5 Targeted Exercises to Help Get Rid of Love Handles

Along with a healthy diet and exercise, our love handle workout can help tone your obliques and slim your waist!

But before we dive into the exercises, it’s important to note that you can’t spot-reduce body fat. To lose love handles, you need to reduce your overall body fat percentage.

Some of the best ways to do this include:

  • Maintaining a balanced diet and cutting down on calories. Focus on a nutritious diet with plenty of fruits, vegetables, lean proteins, and whole grains while cutting back on processed foods, sugary drinks, and high-fat foods.
  • Including healthy fats in your diet. Foods like avocados, nuts, and olive oil can help control hunger and support weight loss.
  • Staying hydrated. Drink plenty of water, which can help control your appetite and support metabolism.
  • Easing stress. A lot of stress can lead to increased cortisol levels that contribute to weight gain.
  • Exercising regularly. It’s important to incorporate both cardiovascular (aerobic) and strength-training exercises into your routine! Cardio workouts like running, cycling, and swimming can help burn calories and reduce overall body fat. HIIT workouts can be effective for burning calories and reducing body fat (including love handles).

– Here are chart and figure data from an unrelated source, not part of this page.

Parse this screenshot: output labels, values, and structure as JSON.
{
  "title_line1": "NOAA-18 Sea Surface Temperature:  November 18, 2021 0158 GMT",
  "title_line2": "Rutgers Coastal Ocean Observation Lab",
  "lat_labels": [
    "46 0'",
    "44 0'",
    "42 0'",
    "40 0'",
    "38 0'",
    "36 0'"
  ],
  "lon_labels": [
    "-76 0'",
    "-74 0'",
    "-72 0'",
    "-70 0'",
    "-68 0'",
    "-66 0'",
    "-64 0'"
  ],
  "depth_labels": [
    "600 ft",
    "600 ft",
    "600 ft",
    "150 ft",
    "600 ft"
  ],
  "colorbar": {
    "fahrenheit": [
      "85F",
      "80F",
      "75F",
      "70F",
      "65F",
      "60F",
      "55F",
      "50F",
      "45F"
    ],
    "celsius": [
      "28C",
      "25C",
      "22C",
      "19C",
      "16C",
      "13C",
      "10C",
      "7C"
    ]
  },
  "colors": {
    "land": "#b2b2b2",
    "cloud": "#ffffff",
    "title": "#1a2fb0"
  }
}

Ready to get started? In addition to healthy lifestyle choices, the following five exercises can help slim your waist and get rid of love handles.

Workout instructions:

  • Go through each of the five exercises as instructed.
  • Rest for 1 minute, and then repeat the list two more times. (A total of 3 rounds!)
  • Do this workout 3 times per week for the best results.
  • Note: If you don’t have a dumbbell, a water bottle or other weighted item will work.

1. Full-Body Roll-Up (12 Reps)

Chris Freytag doing a full body roll up exercise.

Photo Credit: Get Healthy U

How to do a full-body roll-up:

  • Start lying on the mat with your arms extended overhead, legs long, and feet flexed.
  • Inhale as you lift arms up and begin curling your chin and chest forward. Exhale as you roll the entire torso up and over your legs, keeping abs engaged while you reach for your toes.
  • Inhale as you begin rolling your spine back down one vertebra at a time, and exhale as the upper portion of the back lowers and arms reach overhead.  
  • Repeat moving slowly, using the abdominals to lift and lower (not momentum).
  • Complete 12 reps.

2. Russian Twist Exercise (12 Full Rotations)

Chris Freytag doing a russion twist exercise.

Photo Credit: Get Healthy U

How to do Russian twists:

  • Start seated with knees bent and feet flat on the floor, holding both hands in front of your chest (a dumbbell is optional).
  • Keeping the spine long and the abdominals tight, lean back slightly and lift the feet a few inches off the floor. (To modify, keep the feet on the floor.)
  • Slowly twist the torso to the left and bring the hands beside the left hip. Return to center, slowly twist to the right, and bring the hands beside the right hip to complete one rotation.
  • Do 12 rotations (24 twists total).

3. Side Plank Lift/Lower (12 Reps Per Side)

Chris Freytag doing a side plank lift and lower exercise.

Photo Credit: Get Healthy U

How to do a side plank lift and lower:

  • Come into a side forearm plank by lying in one long line on one side, stacking your elbow under your shoulder, and keeping your forearm on the mat perpendicular to your body.
  • Stack your feet and stay in one long line as you engage your core and lift your hips up, forming a side forearm plank.
  • Dip your hips down towards the mat and lift back up using your obliques and core muscles.
  • Perform 12 times on the right side and 12 times on the left side.

4. Mountain Climbers Exercise (30 Seconds)

Chris Freytag doing a mountain climber exercise.

Photo Credit: Get Healthy U

How to do mountain climbers:

  • Start in a plank position with arms and legs long. Keep your abs pulled in and your body straight. Squeeze your glutes and pull your shoulders away from your ears
  • Pull your right knee into your chest.  As the knee draws to the chest, pull your abs in even tighter to be sure your body doesn’t sag or come out of its plank position.
  • Quickly switch and pull the left knee in. At the same time you push your right leg back, pull your left knee into the chest using the same form.
  • Continue to switch knees. Pull the knees in right, left, right, left—always switching simultaneously so that you are using a “running” motion
  • Repeat for 30 seconds.

5. Oblique Crunch Exercise (12 Reps Per Side)

Chris Freytag doing an obique crunch exercise.

Photo Credit: Get Healthy U

How to do an oblique crunch:

  • Start lying on your side in one long line on your forearm, with your shoulder stacked over your elbow.
  • Swing your legs forward and lean back on your glutes slightly (like you’re sitting on the back pocket of your blue jeans) and lift your legs off the mat diagonally with your arm extended.
  • Contract your core as you reach your toes up to your hand. Then lower your legs and lift your arm to return to start.
  • Do 12 reps on each side.

Now, go back and complete the list two more times! (And remember to stretch when you’re done.)